I will admit that my own feelings regarding patriotism are ambiguous. Like everyone else whom we knew at college and beyond, it was the ideals of democracy, liberty, social equality, and other principles of the Enlightenment to which we aspired. However, as there seemed to be nowhere in this world where these ideals were practiced, alternative commitments were made in order to survive in the actual world in which we lived. Artemis was hounded out of the country and went to live in Norway. My exile from MAGA land is of marginal importance to the story of Leo: but his deportation to the other great Autocracy was a critical moment in this century’s evolution.

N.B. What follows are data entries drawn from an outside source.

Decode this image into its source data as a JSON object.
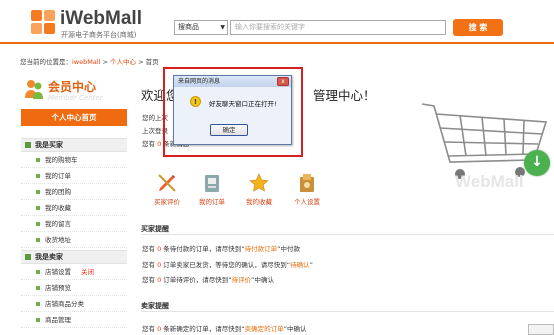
{
  "header": {
    "logo_name": "iWebMall",
    "logo_sub": "开源电子商务平台(商城)",
    "search_select": "搜商品",
    "search_placeholder": "输入你要搜索的关键字",
    "search_button": "搜  索"
  },
  "breadcrumb": {
    "prefix": "您当前的位置是：",
    "home": "iwebMall",
    "sep1": " > ",
    "center": "个人中心",
    "sep2": " > ",
    "current": "首页"
  },
  "sidebar": {
    "title_cn": "会员中心",
    "title_en": "Member Center",
    "home": "个人中心首页",
    "buyer_group": "我是买家",
    "buyer_items": [
      "我的购物车",
      "我的订单",
      "我的团购",
      "我的收藏",
      "我的留言",
      "收货地址"
    ],
    "seller_group": "我是卖家",
    "seller_items": [
      "店铺设置",
      "店铺预览",
      "店铺商品分类",
      "商品管理"
    ],
    "shop_settings_status": "关闭"
  },
  "main": {
    "welcome_left": "欢迎您",
    "welcome_right": "管理中心！",
    "stats": [
      {
        "pre": "您的上次",
        "hl": "",
        "post": ""
      },
      {
        "pre": "上次登录",
        "hl": "",
        "post": ""
      },
      {
        "pre": "您有 ",
        "hl": "0",
        "post": " 条新消息"
      }
    ],
    "quick": [
      {
        "label": "买家评价",
        "icon": "pencil-icon"
      },
      {
        "label": "我的订单",
        "icon": "order-icon"
      },
      {
        "label": "我的收藏",
        "icon": "star-icon"
      },
      {
        "label": "个人设置",
        "icon": "settings-icon"
      }
    ],
    "buyer_title": "买家提醒",
    "buyer_rows": [
      {
        "a": "您有 ",
        "n": "0",
        "b": " 条待付款的订单，请尽快到“",
        "lk": "待付款订单",
        "c": "”中付款"
      },
      {
        "a": "您有 ",
        "n": "0",
        "b": " 订单卖家已发货，等待您的确认，请尽快到“",
        "lk": "待确认",
        "c": "”"
      },
      {
        "a": "您有 ",
        "n": "0",
        "b": " 订单待评价，请尽快到“",
        "lk": "待评价",
        "c": "”中确认"
      }
    ],
    "seller_title": "卖家提醒",
    "seller_rows": [
      {
        "a": "您有 ",
        "n": "0",
        "b": " 条新确定的订单，请尽快到“",
        "lk": "卖确定的订单",
        "c": "”中确认"
      }
    ],
    "watermark": "WebMall"
  },
  "dialog": {
    "title": "来自网页的消息",
    "message": "好友聊天窗口正在打开!",
    "ok": "确定",
    "close": "x"
  },
  "colors": {
    "accent": "#f06a10",
    "link": "#e4450e",
    "highlight": "#e32222",
    "dialog_border": "#d62020"
  }
}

My work as an image recognition scientist was of minor significance, but the projects upon which I and hundreds of others worked were important. Leo’s saw the development of ‘merones’ as a logical follow through from understanding Xavier’s saying. The conceptualization of what I naively thought of as deep structures that pervaded the Universe which could be accessed even at molecular level was what Leo explained lay behind his father’s thinking. Xavier wrote about these universal structures (he regarded the Cross as one) rather like Jung wrote about archetypes that pervade the dream world of people from differing cultures. Each of us casts our own image structures onto the molecular environment within which we live. The manipulation of what we cast by invading this personal space offered an entirely new set of weaponry. ‘Merones’ (an abbreviation of Molecular Drones) offered a tempting means by which to influence or even assassinate an opponent.

The initial attempts to assassinate President Zed using comparatively crude MAGA merones merely led to the rapid detention of those who had tried flooding the environment with thousands of merones in the hope that one or two would penetrate the defense dome. Zed, in retaliation, tasked his brother Gregory with developing far more powerful merones for a MAGA assault. The laboratory where I was working became a hive of activity attempting to reinforce the dome shields as the race to develop the best defenses became a priority for autocrats on every continent.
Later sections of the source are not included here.